According to the Ministry of the Interior, 32 of the 267 crimes were so-called violent crimes with a total of 44 victims – blackmail is also recorded in the statistics as a violent crime. 119 of the crimes were committed by so-called Reich citizens or self-governors. 105 crimes took place online, for example via e-mails, posts in social networks or comment columns on the Internet. According to the ministry, 50 cases alone were related to the corona pandemic.

In 179 crimes, the authorities succeeded in identifying the perpetrator or perpetrators. Of the 195 people identified, 136 were men. The majority of the perpetrators were between 40 and 59 years old.

“Officials and elected officials at the municipal level are repeatedly met with insults, threats, sometimes also hatred and in individual cases even violence,” reports the Ministry of the Interior in response to Becher’s request. But not only on the Internet, but also in the analogue world, an increase in such incidents can be observed. “Attacks on public officials and elected officials are always attacks on democracy,” emphasizes the Ministry of the Interior. “It must not be tolerated that citizens do not or no longer make themselves available for public office or are restricted in the exercise of their mandate for fear of hostility and hate speech.”

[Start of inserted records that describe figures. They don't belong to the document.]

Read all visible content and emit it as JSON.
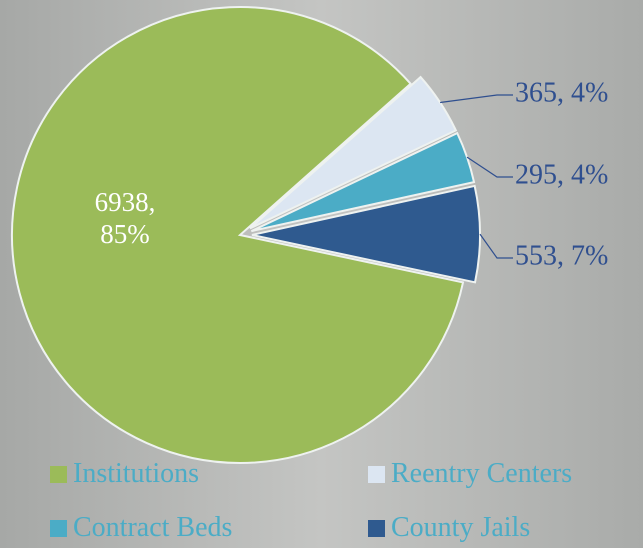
{
  "chart_data": {
    "type": "pie",
    "categories": [
      "Institutions",
      "Reentry Centers",
      "Contract Beds",
      "County Jails"
    ],
    "values": [
      6938,
      365,
      295,
      553
    ],
    "value_labels": [
      "6938, 85%",
      "365, 4%",
      "295, 4%",
      "553, 7%"
    ],
    "colors": [
      "#9bbb59",
      "#dce6f2",
      "#4bacc6",
      "#2f5a8f"
    ],
    "legend": "bottom"
  }
}
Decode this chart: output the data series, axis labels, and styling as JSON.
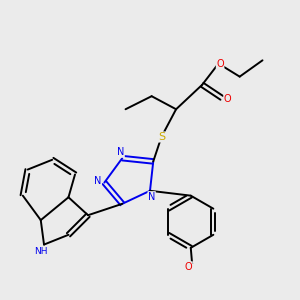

Through effective measures against threats, everyone affected should be able to feel supported and safe. The online reporting procedure for officials and elected officials for online crimes introduced by the judiciary in 2020 will continue to be used actively. Many of the perpetrators recorded in the statistics are so-called citizens of the Reich and self-governors – the rule of law must continue to take consistent action against them, stressed Becher. However, it is also possible that people from the middle of society vented pent-up dissatisfaction and hatred on female elected officials. “The internet and social media in particular serve as a supposedly lawless space in which you can sometimes write things that you would never say to someone’s face,” he criticized. What is needed is “a solidarity to strengthen local democracy”.